La Cour de cassation a rendu plusieurs arrêts ces deux derniers mois apportant des précisions intéressantes, notamment, sur le refus du salarié d'un poste qu'il juge non conforme, l'incidence d'un accident de trajet sur le régime du licenciement pour inaptitude, le droit et le calcul des différentes indemnités en cas de licenciement pour inaptitude professionnelle.

Nous vous présentons un panorama de cette jurisprudence dans le tableau ci-après. Pour plus de développement sur ces arrêts, vous pouvez vous référer à l'étude « Inaptitude au travail »  du Dictionnaire permanent social (Elnet social).

Contexte juridique et factuel

Solution de la Cour de cassation

Inaptitude d'origine professionnelle : quid en cas d'accident de trajet ?

  • Lorsqu'un salarié, victime d'un accident du travail ou d'une maladie professionnelle, est licencié pour inaptitude, le salarié est mieux indemnisé qu'en cas d'inaptitude d'origine non professionnelle : il a droit à l’indemnité spécifique de licenciement égale au double de l’indemnité légale (ou à l'indemnité conventionnelle si elle est plus favorable) et à une indemnité compensatrice équivalente à l’indemnité compensatrice de préavis (C. trav., L 1226-14).

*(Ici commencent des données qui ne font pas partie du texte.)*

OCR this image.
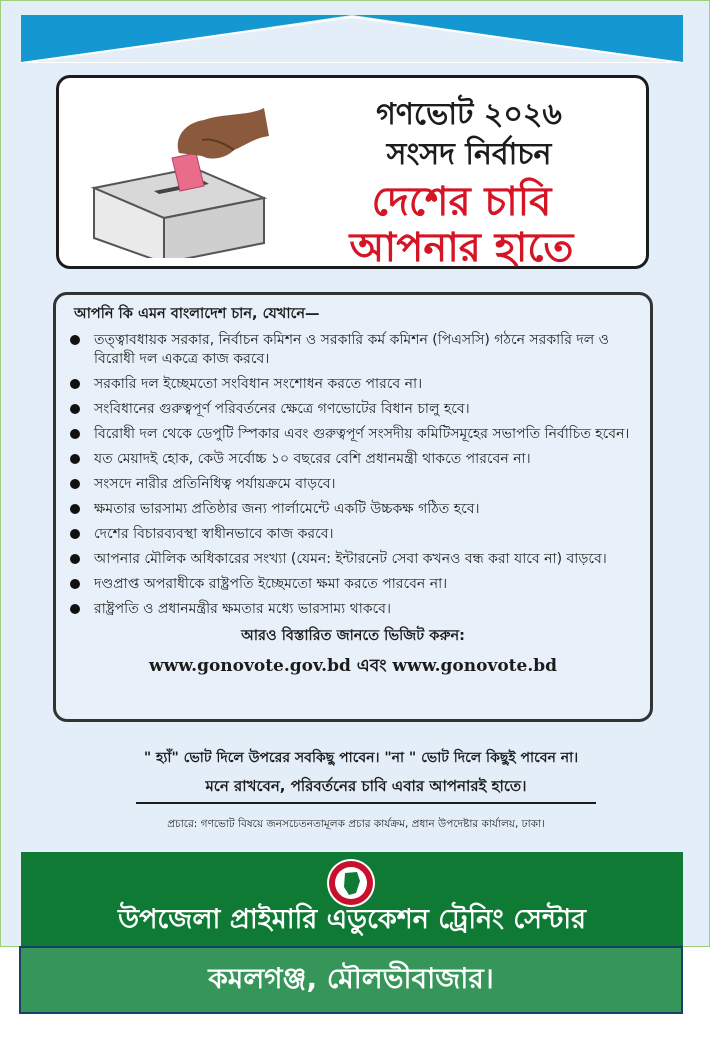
গণভোট ২০২৬
সংসদ নির্বাচন
দেশের চাবি
আপনার হাতে
আপনি কি এমন বাংলাদেশ চান, যেখানে—
তত্ত্বাবধায়ক সরকার, নির্বাচন কমিশন ও সরকারি কর্ম কমিশন (পিএসসি) গঠনে সরকারি দল ও বিরোধী দল একত্রে কাজ করবে।
সরকারি দল ইচ্ছেমতো সংবিধান সংশোধন করতে পারবে না।
সংবিধানের গুরুত্বপূর্ণ পরিবর্তনের ক্ষেত্রে গণভোটের বিধান চালু হবে।
বিরোধী দল থেকে ডেপুটি স্পিকার এবং গুরুত্বপূর্ণ সংসদীয় কমিটিসমূহের সভাপতি নির্বাচিত হবেন।
যত মেয়াদই হোক, কেউ সর্বোচ্চ ১০ বছরের বেশি প্রধানমন্ত্রী থাকতে পারবেন না।
সংসদে নারীর প্রতিনিধিত্ব পর্যায়ক্রমে বাড়বে।
ক্ষমতার ভারসাম্য প্রতিষ্ঠার জন্য পার্লামেন্টে একটি উচ্চকক্ষ গঠিত হবে।
দেশের বিচারব্যবস্থা স্বাধীনভাবে কাজ করবে।
আপনার মৌলিক অধিকারের সংখ্যা (যেমন: ইন্টারনেট সেবা কখনও বন্ধ করা যাবে না) বাড়বে।
দণ্ডপ্রাপ্ত অপরাধীকে রাষ্ট্রপতি ইচ্ছেমতো ক্ষমা করতে পারবেন না।
রাষ্ট্রপতি ও প্রধানমন্ত্রীর ক্ষমতার মধ্যে ভারসাম্য থাকবে।
আরও বিস্তারিত জানতে ভিজিট করুন:
www.gonovote.gov.bd এবং www.gonovote.bd
" হ্যাঁ" ভোট দিলে উপরের সবকিছু পাবেন। "না " ভোট দিলে কিছুই পাবেন না।
মনে রাখবেন, পরিবর্তনের চাবি এবার আপনারই হাতে।
প্রচারে: গণভোট বিষয়ে জনসচেতনতামূলক প্রচার কার্যক্রম, প্রধান উপদেষ্টার কার্যালয়, ঢাকা।
উপজেলা প্রাইমারি এডুকেশন ট্রেনিং সেন্টার
কমলগঞ্জ, মৌলভীবাজার।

  • Qu'en est il lorsque l'inaptitude résulte d’un accident de trajet pris en charge par la caisse d'assurance maladie comme un accident du travail ?

  • La protection instaurée par le code du travail en faveur des salariés licenciés pour inaptitude d'origine professionnelle ne s'applique pas au salarié dont l'inaptitude est la conséquence immédiate ou indirecte d'un accident de trajet. C 'est le régime de l'inaptitude d'origine non professionnelle qui s'applique.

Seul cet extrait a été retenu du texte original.